| name | codebase-recon |
| description | Ultra-dense, full-spectrum codebase reconnaissance skill exclusively by VRIL LABS. Chains every major and obscure code repository platform and cross-repository search engine—leveraging free APIs wherever available—to systematically discover, evaluate, and document high-signal reference codebases in a dedicated REFERENCE_REPOS.md file, saving development time and elevating output quality on any current task. Invoke when asked to find reference implementations, build a reference corpus, scout existing solutions, discover similar projects, or research how a technology is used across the open-source ecosystem.
|
Codebase Recon
Exclusively by VRIL LABS
Ultra-dense, full-spectrum codebase reconnaissance that chains together every major and emerging code repository platform.

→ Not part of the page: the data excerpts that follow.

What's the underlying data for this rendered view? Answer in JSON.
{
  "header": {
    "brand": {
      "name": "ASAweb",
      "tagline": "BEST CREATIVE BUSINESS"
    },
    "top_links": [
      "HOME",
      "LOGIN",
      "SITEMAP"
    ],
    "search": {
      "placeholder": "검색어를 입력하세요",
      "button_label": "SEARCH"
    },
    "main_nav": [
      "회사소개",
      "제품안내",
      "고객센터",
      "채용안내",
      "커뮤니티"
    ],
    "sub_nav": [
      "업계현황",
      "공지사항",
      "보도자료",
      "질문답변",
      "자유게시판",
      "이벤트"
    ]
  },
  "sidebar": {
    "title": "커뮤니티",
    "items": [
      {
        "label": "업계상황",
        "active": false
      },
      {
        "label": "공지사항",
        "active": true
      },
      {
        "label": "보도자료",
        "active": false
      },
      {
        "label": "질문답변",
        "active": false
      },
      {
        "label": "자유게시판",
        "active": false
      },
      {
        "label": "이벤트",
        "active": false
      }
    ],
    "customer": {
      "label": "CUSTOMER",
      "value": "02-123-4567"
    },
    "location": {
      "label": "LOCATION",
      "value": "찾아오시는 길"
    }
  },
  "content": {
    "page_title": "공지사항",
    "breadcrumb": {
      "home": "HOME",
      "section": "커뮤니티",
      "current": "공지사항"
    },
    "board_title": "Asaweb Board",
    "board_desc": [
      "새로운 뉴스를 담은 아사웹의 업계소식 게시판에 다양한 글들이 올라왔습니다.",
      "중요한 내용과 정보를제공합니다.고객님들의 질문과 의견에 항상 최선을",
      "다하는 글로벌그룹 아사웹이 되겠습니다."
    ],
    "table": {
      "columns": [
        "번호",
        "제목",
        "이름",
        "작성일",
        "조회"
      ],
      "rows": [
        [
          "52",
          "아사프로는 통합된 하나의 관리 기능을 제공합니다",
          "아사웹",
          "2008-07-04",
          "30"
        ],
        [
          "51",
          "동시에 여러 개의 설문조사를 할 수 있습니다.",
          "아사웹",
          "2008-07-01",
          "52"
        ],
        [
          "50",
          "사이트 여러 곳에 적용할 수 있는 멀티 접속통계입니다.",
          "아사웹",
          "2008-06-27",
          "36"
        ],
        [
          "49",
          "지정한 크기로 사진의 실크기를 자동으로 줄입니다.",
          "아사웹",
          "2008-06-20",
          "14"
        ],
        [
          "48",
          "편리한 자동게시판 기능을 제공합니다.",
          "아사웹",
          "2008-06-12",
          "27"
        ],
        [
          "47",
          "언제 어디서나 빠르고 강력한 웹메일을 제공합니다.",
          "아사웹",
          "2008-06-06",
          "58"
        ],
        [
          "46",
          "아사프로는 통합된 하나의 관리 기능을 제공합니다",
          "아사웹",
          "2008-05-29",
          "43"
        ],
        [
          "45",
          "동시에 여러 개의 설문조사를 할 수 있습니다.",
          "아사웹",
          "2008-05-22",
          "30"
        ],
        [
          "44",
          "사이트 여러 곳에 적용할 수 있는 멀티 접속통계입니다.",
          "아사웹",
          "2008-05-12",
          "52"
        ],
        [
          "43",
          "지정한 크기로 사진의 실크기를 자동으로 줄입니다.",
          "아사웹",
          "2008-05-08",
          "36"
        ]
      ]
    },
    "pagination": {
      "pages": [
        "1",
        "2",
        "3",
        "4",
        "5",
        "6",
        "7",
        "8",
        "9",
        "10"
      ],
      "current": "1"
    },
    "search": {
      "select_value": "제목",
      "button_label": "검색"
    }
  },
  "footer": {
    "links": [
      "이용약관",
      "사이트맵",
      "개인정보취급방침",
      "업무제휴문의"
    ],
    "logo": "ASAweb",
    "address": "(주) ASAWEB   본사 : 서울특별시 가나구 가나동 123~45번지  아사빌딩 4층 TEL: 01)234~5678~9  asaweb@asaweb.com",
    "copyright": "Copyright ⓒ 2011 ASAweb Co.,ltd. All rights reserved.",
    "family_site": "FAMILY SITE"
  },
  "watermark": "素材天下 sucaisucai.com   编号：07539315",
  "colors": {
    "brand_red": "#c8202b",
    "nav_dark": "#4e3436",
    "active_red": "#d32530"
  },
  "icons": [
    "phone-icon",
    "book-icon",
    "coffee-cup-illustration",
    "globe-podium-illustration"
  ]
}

Systematically discovers, evaluates, and documents the highest-signal reference codebases into a dedicated REFERENCE_REPOS.md corpus—accelerating development by surfacing battle-tested patterns, canonical implementations, and edge-case solutions before a single line of new code is written.
When to Use
- User needs reference implementations before beginning a complex feature or system
- Current task involves a technology, pattern, or API the agent is less familiar with
- User asks to "find examples of", "look up how others have done", or "research existing codebases"
- Building a new module and canonical open-source patterns would accelerate or de-risk the work
- User asks to "build a reference corpus", "scout similar projects", or "document reference repos"
- Starting a new project where analogous open-source projects serve as architectural north stars
- Security review where studying hardened implementations improves assurance
- Debugging a subtle issue that may already have known solutions in the wild
Process
Phase 1 — Define Reconnaissance Scope
-
Extract the reconnaissance brief from the current task context:
- Primary technology/language/framework
- Feature or pattern category (e.g., "rate limiter", "OAuth flow", "distributed lock")
- Quality signals required (stars, recency, test coverage, production use)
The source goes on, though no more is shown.